Sometimes it lives with chronic pain, autoimmune conditions, diabetes, migraines, gut issues, hormonal shifts, or food intolerances.
And when that’s true, phrases like “just trust your body” or “let go of control” don’t feel freeing.
They can feel confusing, disorienting—or even unsafe.
What we explore in this episode
In this conversation, we move beyond one-size-fits-all recovery models and talk about what it actually means to navigate healing in a complex body:
Why “just trust your body” can feel unsafe in eating disorder recovery
The overlap between eating disorders, chronic illness, neurodivergence, and trauma
How medical needs, food intolerances, and autoimmune conditions shape recovery
The difference between self-care and eating disorder behaviors when choices are limited
Why intuitive eating doesn’t work for everyone—and what alternatives can look like
The grief of living in a body with real limitations
Why eating disorders can feel like they “work,” and how to move beyond that
How to approach recovery when you don’t fully want it yet
What it means to build trust with your body when it feels unpredictable
A different framework for recovery
Your body having real, legitimate needs does not mean you are doing recovery wrong.
Recovery is not a single path.
It is not a checklist.
And it does not need to look like anyone else’s.
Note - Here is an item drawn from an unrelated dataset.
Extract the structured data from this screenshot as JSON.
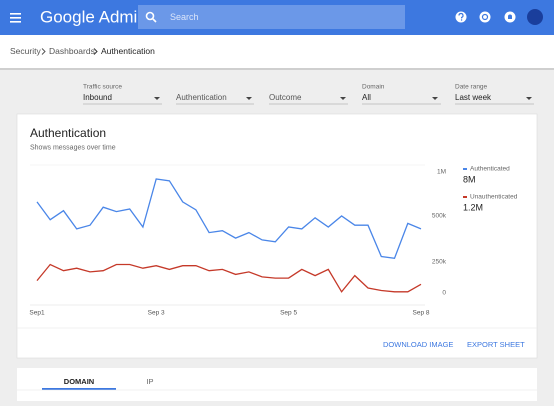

This conversation offers a more nuanced, compassionate framework—one that makes space for complexity, contradiction, and individuality.
Because healing isn’t about forcing your body into someone else’s model.
It’s about learning how to work with the body you actually have.
I bring both professional expertise and lived experience into this work, with a focus on the places where recovery becomes complicated, nonlinear, and deeply human.
If you’ve ever felt like you’re “failing” recovery because your body doesn’t fit the expected model—this conversation is for you.
Recovery is still possible in a complex body.
It may look different.
It may feel different.
But it is still available to you.
And you don’t have to figure it out alone.